With great fanfare, last week five U.S. Senators introduced the latest attempt to implement some kind of national policy to reduce greenhouse gas emissions in the electricity sector, through a national clean energy standard.

The bill looks a lot like the policies that have been passed in six U.S. states, as well as Puerto Rico and Washington D.C., with a 50% renewable by 2035 target and a mandate for full decarbonization of the electricity sector by 2050.

All five of the Senators who have introduced the Renewable Electricity Standard Act of 2019 are Democrats or Independents. This is not an accident. No state where the Republican Party controls either chamber of the state’s legislature or the governor’s office has passed a 100% clean energy mandate.

And in the Republican-controlled U.S. Senate, this bill has about as much chance of making it to the finish line as a squirrel does crossing a 12-lane highway. It will be a cold day in Hell before Senate Majority Leader Mitch McConnell (R-Kentucky) allows a bill like this to pass, even if it can make it through Lisa Murkowski (R-Alaska), chair of the Senate Energy and Natural Resources Committee.

This is not for lack of trying. Many bills to establish a federal renewable portfolio standard have been introduced, some of them by Senator Tom Udall (D-New Mexico), the lead author of this bill. And while prior to 2010 such bills were often bipartisan, following the ascendency of the Tea Party in 2010, the Republican Party has become less amenable both to any sort of regulation of environmental issues and to compromise.


Other barriers

This is not to say that this bill would be anything more than jousting at windmills if Democrats controlled the U.S. Senate and were sending this bill to a Democratic president. The last time that Democrats controlled both houses of the U.S. congress and the presidency in 2009, they still couldn’t pass the Waxman-Markey cap and trade bill.

There is an obvious barrier to any significant climate and clean energy legislation being passed in the U.S. Senate in the person of Senator Joe Manchin (D-West Virginia), who now serves as ranking member on the Senate Energy and Natural Resources Committee. That means that even if the Democratic Party regains control of the U.S. Senate, any bill like this will still have to go through a committee chaired by a man who has strong ties to the coal industry and literally shot a gun at a climate bill in a campaign ad.

As we have stated before, until there is substantive change in the leadership of the Democratic Party, the best that renewable energy industries will be able to do are tweaks to clean energy tax policies that fall below the radar of fossil fuel-funded politicians like Murkowski and Manchin.

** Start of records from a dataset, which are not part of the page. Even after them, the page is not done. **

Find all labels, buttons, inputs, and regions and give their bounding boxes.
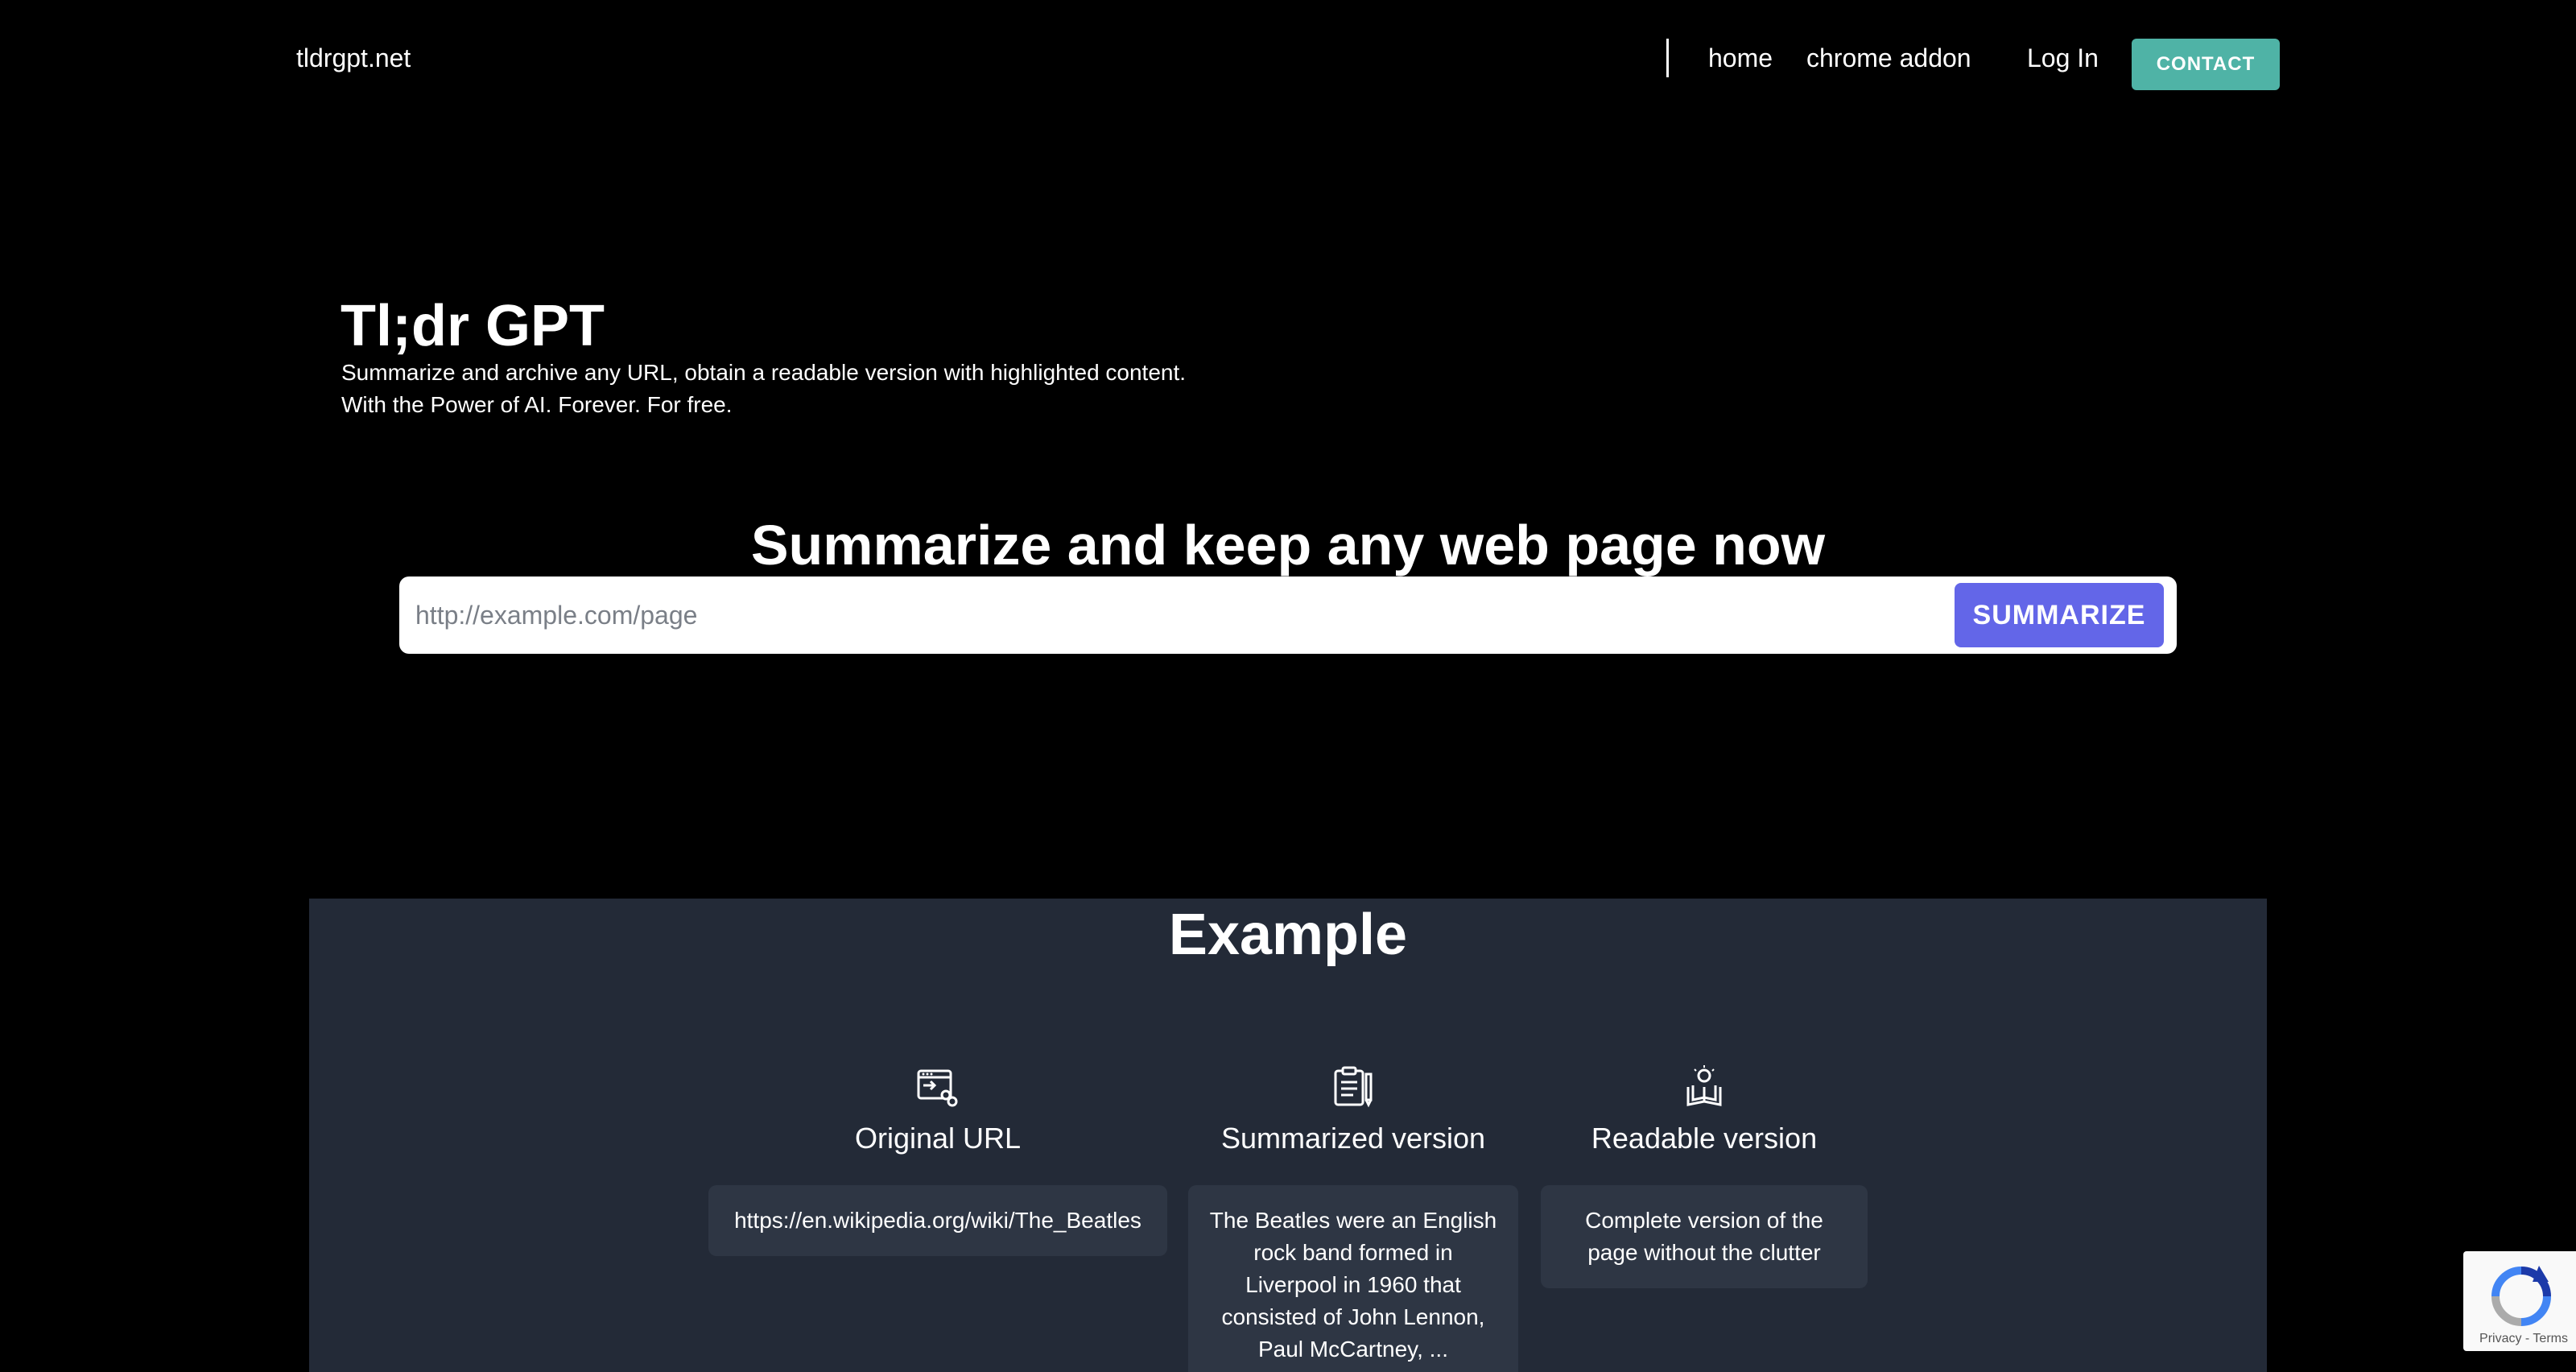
hero-title: Tl;dr GPT: [341, 294, 605, 358]
example-section: Example Original URL Summarized version …: [309, 899, 2267, 1372]
example-card-readable[interactable]: Complete version of the page without the…: [1541, 1185, 1868, 1288]
url-form: SUMMARIZE: [399, 576, 2177, 654]
recaptcha-badge[interactable]: Privacy - Terms: [2463, 1251, 2576, 1351]
hero-subtitle-line-1: Summarize and archive any URL, obtain a …: [341, 360, 1187, 385]
nav-divider: [1666, 39, 1669, 77]
nav-link-chrome-addon[interactable]: chrome addon: [1806, 40, 1971, 76]
summarize-heading: Summarize and keep any web page now: [750, 514, 1826, 576]
example-column-original: Original URL: [708, 1064, 1167, 1156]
example-card-original-url[interactable]: https://en.wikipedia.org/wiki/The_Beatle…: [708, 1185, 1167, 1256]
login-link[interactable]: Log In: [2027, 40, 2099, 76]
summarize-button[interactable]: SUMMARIZE: [1955, 583, 2164, 647]
browser-link-icon: [917, 1069, 958, 1107]
column-title-readable: Readable version: [1591, 1122, 1818, 1155]
page: tldrgpt.net home chrome addon Log In CON…: [0, 0, 2576, 1372]
site-brand[interactable]: tldrgpt.net: [296, 40, 411, 76]
url-input[interactable]: [415, 588, 1929, 643]
recaptcha-links[interactable]: Privacy - Terms: [2463, 1332, 2576, 1346]
contact-button[interactable]: CONTACT: [2132, 39, 2280, 90]
reading-idea-icon: [1686, 1065, 1722, 1106]
example-column-readable: Readable version: [1541, 1064, 1868, 1156]
example-column-summarized: Summarized version: [1188, 1064, 1518, 1156]
example-heading: Example: [1168, 903, 1408, 967]
hero-subtitle-line-2: With the Power of AI. Forever. For free.: [341, 392, 733, 417]
column-title-original: Original URL: [854, 1122, 1022, 1155]
recaptcha-icon: [2491, 1266, 2551, 1326]
example-card-summary[interactable]: The Beatles were an English rock band fo…: [1188, 1185, 1518, 1372]
column-title-summarized: Summarized version: [1220, 1122, 1486, 1155]
clipboard-pencil-icon: [1334, 1066, 1373, 1108]
nav-link-home[interactable]: home: [1708, 40, 1773, 76]
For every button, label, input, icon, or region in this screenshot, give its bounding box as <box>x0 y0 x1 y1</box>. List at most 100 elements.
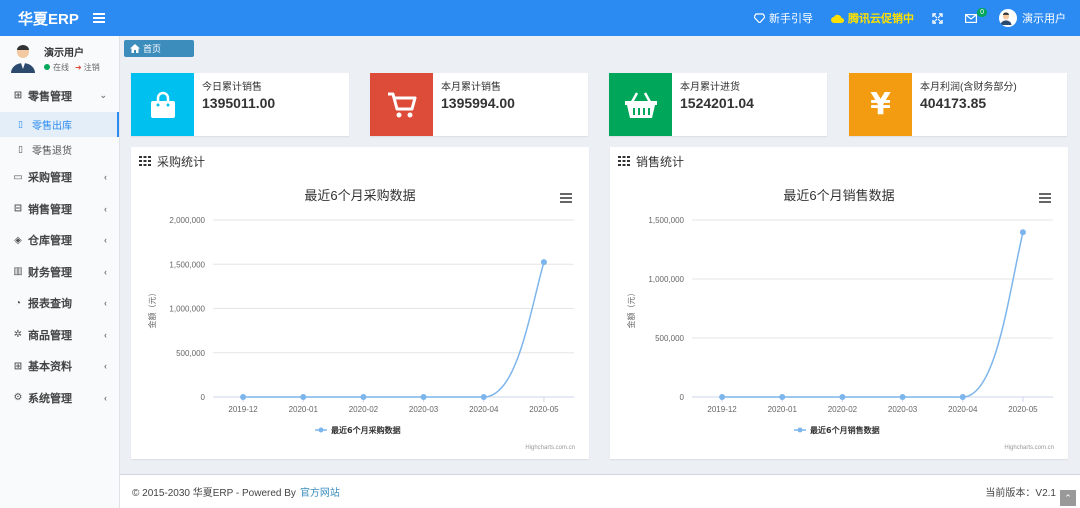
copyright-text: © 2015-2030 华夏ERP - Powered By <box>132 488 296 499</box>
y-tick-label: 1,000,000 <box>648 275 684 284</box>
footer: © 2015-2030 华夏ERP - Powered By 官方网站 当前版本… <box>120 474 1080 508</box>
chevron-left-icon: ‹ <box>104 392 107 403</box>
grid-icon <box>618 156 630 166</box>
stat-value: 1524201.04 <box>680 95 754 111</box>
tab-home-label: 首页 <box>143 44 162 54</box>
x-tick-label: 2019-12 <box>707 405 737 414</box>
chevron-left-icon: ‹ <box>104 361 107 372</box>
mail-button[interactable]: 0 <box>965 7 987 23</box>
promo-link[interactable]: 腾讯云促销中 <box>831 10 914 26</box>
chart-menu-icon[interactable] <box>1039 193 1051 203</box>
gift-icon: ⊞ <box>13 90 23 102</box>
stat-label: 本月累计销售 <box>441 82 501 93</box>
chevron-left-icon: ‹ <box>104 203 107 214</box>
y-tick-label: 1,500,000 <box>169 260 205 269</box>
stat-month-sales: 本月累计销售 1395994.00 <box>370 73 588 136</box>
version-value: V2.1 <box>1035 488 1056 499</box>
y-tick-label: 1,000,000 <box>169 305 205 314</box>
sidebar-item-warehouse[interactable]: ◈ 仓库管理 ‹ <box>0 225 119 257</box>
chart-credit: Highcharts.com.cn <box>1004 445 1054 451</box>
sidebar-item-label: 销售管理 <box>28 203 72 216</box>
sidebar-item-retail[interactable]: ⊞ 零售管理 ⌄ <box>0 80 119 112</box>
data-point <box>899 394 906 400</box>
diamond-icon <box>754 13 765 23</box>
sidebar-menu: ⊞ 零售管理 ⌄ ▯ 零售出库 ▯ 零售退货 ▭ 采购管理 ‹ ⊟ 销售管理 ‹… <box>0 80 119 414</box>
y-tick-label: 0 <box>680 393 685 402</box>
chart-title: 最近6个月销售数据 <box>783 188 894 203</box>
sidebar-item-reports[interactable]: ◔ 报表查询 ‹ <box>0 288 119 320</box>
x-tick-label: 2020-01 <box>289 405 319 414</box>
x-tick-label: 2020-05 <box>1008 405 1038 414</box>
tab-home[interactable]: 首页 <box>124 40 194 57</box>
sidebar-item-label: 财务管理 <box>28 266 72 279</box>
user-name: 演示用户 <box>44 47 84 59</box>
envelope-icon <box>965 13 977 23</box>
sidebar-subitem-retail-return[interactable]: ▯ 零售退货 <box>0 137 119 162</box>
stat-today-sales: 今日累计销售 1395011.00 <box>131 73 349 136</box>
x-tick-label: 2020-05 <box>529 405 559 414</box>
avatar <box>999 9 1017 27</box>
sidebar-item-sales[interactable]: ⊟ 销售管理 ‹ <box>0 193 119 225</box>
series-line <box>243 261 545 398</box>
x-tick-label: 2020-03 <box>409 405 439 414</box>
data-point <box>420 394 427 400</box>
series-line <box>722 232 1024 398</box>
fullscreen-button[interactable] <box>932 12 947 24</box>
sidebar-item-basic-data[interactable]: ⊞ 基本资料 ‹ <box>0 351 119 383</box>
guide-label: 新手引导 <box>769 13 813 25</box>
cloud-icon <box>831 14 844 23</box>
logout-link[interactable]: 注销 <box>84 62 100 73</box>
basket-icon <box>609 73 672 136</box>
sidebar-item-label: 仓库管理 <box>28 235 72 248</box>
yen-icon: ¥ <box>849 73 912 136</box>
x-tick-label: 2019-12 <box>228 405 258 414</box>
fullscreen-icon <box>932 12 943 24</box>
chart-title: 最近6个月采购数据 <box>304 188 415 203</box>
version-label: 当前版本： <box>985 488 1036 499</box>
user-panel: 演示用户 在线 ➜ 注销 <box>0 36 119 80</box>
x-tick-label: 2020-02 <box>828 405 858 414</box>
sidebar-item-label: 采购管理 <box>28 172 72 185</box>
stat-label: 今日累计销售 <box>202 82 262 93</box>
data-point <box>959 394 966 400</box>
chart-menu-icon[interactable] <box>560 193 572 203</box>
official-site-link[interactable]: 官方网站 <box>300 484 340 499</box>
back-to-top-button[interactable]: ⌃ <box>1060 490 1076 506</box>
data-point <box>1019 229 1026 236</box>
panel-title: 销售统计 <box>636 154 685 169</box>
stat-label: 本月利润(含财务部分) <box>920 82 1017 93</box>
data-point <box>779 394 786 400</box>
guide-button[interactable]: 新手引导 <box>754 10 813 26</box>
stat-value: 1395994.00 <box>441 95 515 111</box>
promo-label: 腾讯云促销中 <box>848 13 914 25</box>
sidebar-item-purchase[interactable]: ▭ 采购管理 ‹ <box>0 162 119 194</box>
sidebar-subitem-retail-out[interactable]: ▯ 零售出库 <box>0 111 119 137</box>
sidebar-item-system[interactable]: ⚙ 系统管理 ‹ <box>0 382 119 414</box>
gear-icon: ⚙ <box>13 392 23 404</box>
y-tick-label: 500,000 <box>176 349 205 358</box>
chevron-left-icon: ‹ <box>104 266 107 277</box>
monitor-icon: ▭ <box>13 171 23 183</box>
briefcase-icon: ⊟ <box>13 203 23 215</box>
sidebar-item-products[interactable]: ✲ 商品管理 ‹ <box>0 319 119 351</box>
legend-label: 最近6个月销售数据 <box>810 425 880 435</box>
chevron-up-icon: ⌃ <box>1064 492 1072 503</box>
cart-icon <box>370 73 433 136</box>
purchase-chart: 最近6个月采购数据 0 500,000 1,000,000 1,500,000 2,000… <box>147 188 575 451</box>
grid-icon <box>139 156 151 166</box>
stat-label: 本月累计进货 <box>680 82 740 93</box>
y-tick-label: 0 <box>201 393 206 402</box>
logout-icon: ➜ <box>75 62 82 72</box>
book-icon: ▥ <box>13 266 23 278</box>
data-point <box>480 394 487 400</box>
brand[interactable]: 华夏ERP <box>0 8 120 29</box>
x-tick-label: 2020-04 <box>948 405 978 414</box>
sidebar-item-finance[interactable]: ▥ 财务管理 ‹ <box>0 256 119 288</box>
user-menu[interactable]: 演示用户 <box>999 9 1066 27</box>
shopping-bag-icon <box>131 73 194 136</box>
panel-sales-stats: 销售统计 最近6个月销售数据 0 500,000 1,000,000 1,500,000… <box>610 147 1068 459</box>
stat-value: 404173.85 <box>920 95 987 111</box>
stat-value: 1395011.00 <box>202 95 276 111</box>
top-navbar: 华夏ERP 新手引导 腾讯云促销中 0 演示用户 <box>0 0 1080 36</box>
menu-toggle-icon[interactable] <box>92 13 105 23</box>
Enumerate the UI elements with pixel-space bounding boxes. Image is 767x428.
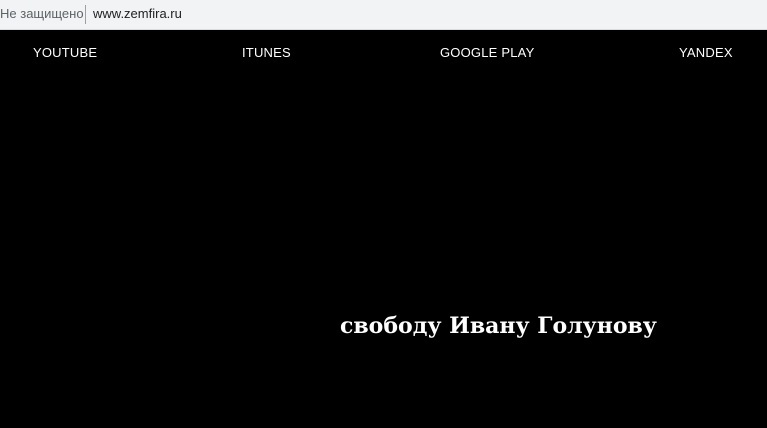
page-content: YOUTUBE ITUNES GOOGLE PLAY YANDEX свобод… [0, 30, 767, 428]
nav-link-itunes[interactable]: ITUNES [242, 45, 291, 60]
nav-link-yandex[interactable]: YANDEX [679, 45, 733, 60]
page-headline: свободу Ивану Голунову [340, 313, 657, 339]
browser-window: Не защищено www.zemfira.ru YOUTUBE ITUNE… [0, 0, 767, 428]
address-bar-divider [85, 5, 86, 24]
nav-link-youtube[interactable]: YOUTUBE [33, 45, 97, 60]
security-status-label[interactable]: Не защищено [0, 6, 84, 21]
nav-link-google-play[interactable]: GOOGLE PLAY [440, 45, 534, 60]
url-text[interactable]: www.zemfira.ru [93, 6, 182, 21]
address-bar[interactable]: Не защищено www.zemfira.ru [0, 0, 767, 30]
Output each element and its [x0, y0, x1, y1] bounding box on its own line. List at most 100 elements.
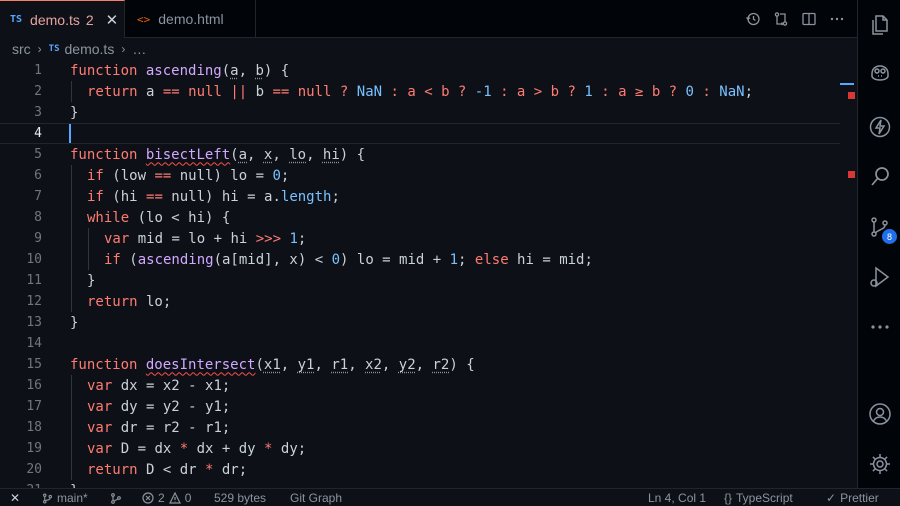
search-icon[interactable] — [858, 155, 900, 199]
error-marker — [848, 92, 855, 99]
breadcrumb-file[interactable]: demo.ts — [65, 41, 115, 57]
html-file-icon: <> — [137, 12, 151, 26]
code-line-current: 4 — [0, 123, 840, 144]
line-number: 17 — [26, 399, 42, 414]
language-label: TypeScript — [736, 491, 793, 505]
line-number: 15 — [26, 357, 42, 372]
code-line: 11 } — [0, 270, 840, 291]
cursor-position[interactable]: Ln 4, Col 1 — [648, 489, 706, 506]
check-double-icon: ✓ — [826, 491, 837, 505]
typescript-file-icon: TS — [10, 14, 23, 25]
line-code: return lo; — [87, 293, 172, 310]
error-marker — [848, 171, 855, 178]
line-code: var dr = r2 - r1; — [87, 419, 231, 436]
code-line: 9 var mid = lo + hi >>> 1; — [0, 228, 840, 249]
line-code: if (ascending(a[mid], x) < 0) lo = mid +… — [104, 251, 593, 268]
code-line: 12 return lo; — [0, 291, 840, 312]
warning-count: 0 — [184, 491, 192, 505]
code-line: 14 — [0, 333, 840, 354]
line-number: 12 — [26, 294, 42, 309]
branch-status[interactable]: main* — [42, 489, 88, 506]
split-editor-icon[interactable] — [801, 11, 817, 27]
code-line: 7 if (hi == null) hi = a.length; — [0, 186, 840, 207]
code-line: 19 var D = dx * dx + dy * dy; — [0, 438, 840, 459]
line-number: 11 — [26, 273, 42, 288]
sync-status[interactable] — [110, 489, 122, 506]
code-editor[interactable]: 1 function ascending(a, b) { 2 return a … — [0, 60, 857, 488]
code-line: 2 return a == null || b == null ? NaN : … — [0, 81, 840, 102]
history-icon[interactable] — [745, 11, 761, 27]
line-code: return a == null || b == null ? NaN : a … — [87, 83, 754, 100]
line-number: 19 — [26, 441, 42, 456]
compare-icon[interactable] — [773, 11, 789, 27]
explorer-icon[interactable] — [858, 3, 900, 47]
settings-icon[interactable] — [858, 442, 900, 486]
code-line: 15 function doesIntersect(x1, y1, r1, x2… — [0, 354, 840, 375]
account-icon[interactable] — [858, 392, 900, 436]
error-count: 2 — [158, 491, 165, 505]
line-code: while (lo < hi) { — [87, 209, 231, 226]
line-number: 3 — [34, 105, 42, 120]
more-actions-icon[interactable] — [829, 11, 845, 27]
line-code: function bisectLeft(a, x, lo, hi) { — [70, 146, 366, 163]
branch-icon — [43, 493, 52, 503]
tab-problem-count: 2 — [85, 11, 94, 28]
code-line: 8 while (lo < hi) { — [0, 207, 840, 228]
breadcrumb: src › TS demo.ts › … — [0, 38, 857, 60]
code-line: 21 } — [0, 480, 840, 489]
source-control-icon[interactable]: 8 — [858, 205, 900, 249]
code-line: 20 return D < dr * dr; — [0, 459, 840, 480]
line-code: if (hi == null) hi = a.length; — [87, 188, 340, 205]
remote-indicator[interactable]: ✕ — [0, 489, 30, 506]
line-number: 18 — [26, 420, 42, 435]
prettier-label: Prettier — [840, 491, 879, 505]
chevron-right-icon: › — [121, 42, 126, 56]
line-number: 14 — [26, 336, 42, 351]
lightning-icon[interactable] — [858, 105, 900, 149]
error-icon — [142, 492, 154, 504]
sync-icon — [111, 493, 121, 504]
chevron-right-icon: › — [37, 42, 42, 56]
line-code: } — [70, 104, 79, 121]
line-number: 13 — [26, 315, 42, 330]
line-code: function doesIntersect(x1, y1, r1, x2, y… — [70, 356, 475, 373]
line-number: 10 — [26, 252, 42, 267]
editor-tab-bar: TS demo.ts 2 ✕ <> demo.html — [0, 0, 857, 38]
file-size: 529 bytes — [214, 491, 267, 505]
breadcrumb-folder[interactable]: src — [12, 41, 31, 57]
code-line: 10 if (ascending(a[mid], x) < 0) lo = mi… — [0, 249, 840, 270]
language-mode[interactable]: {} TypeScript — [724, 489, 793, 506]
text-cursor — [69, 124, 71, 143]
close-icon[interactable]: ✕ — [106, 11, 119, 29]
code-line: 3 } — [0, 102, 840, 123]
prettier-status[interactable]: ✓ Prettier — [826, 489, 879, 506]
more-icon[interactable] — [858, 305, 900, 349]
line-number: 20 — [26, 462, 42, 477]
line-number: 8 — [34, 210, 42, 225]
problems-status[interactable]: 2 0 — [142, 489, 191, 506]
cursor-position-marker — [840, 83, 854, 85]
run-debug-icon[interactable] — [858, 255, 900, 299]
tab-label: demo.ts — [30, 11, 80, 28]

Other than that, what is left is symbolic acts. This includes a sort of ritual reintroduction of nearly the same legislation that has been shot down before, in what may be an attempt to wear through the barriers of the U.S. Congress, or at least expose its dysfunction.

So the roll is rolled up the hill again. For Senator Udall, this may be his last effort, as he announced this spring that he will not run for re-election in 2020.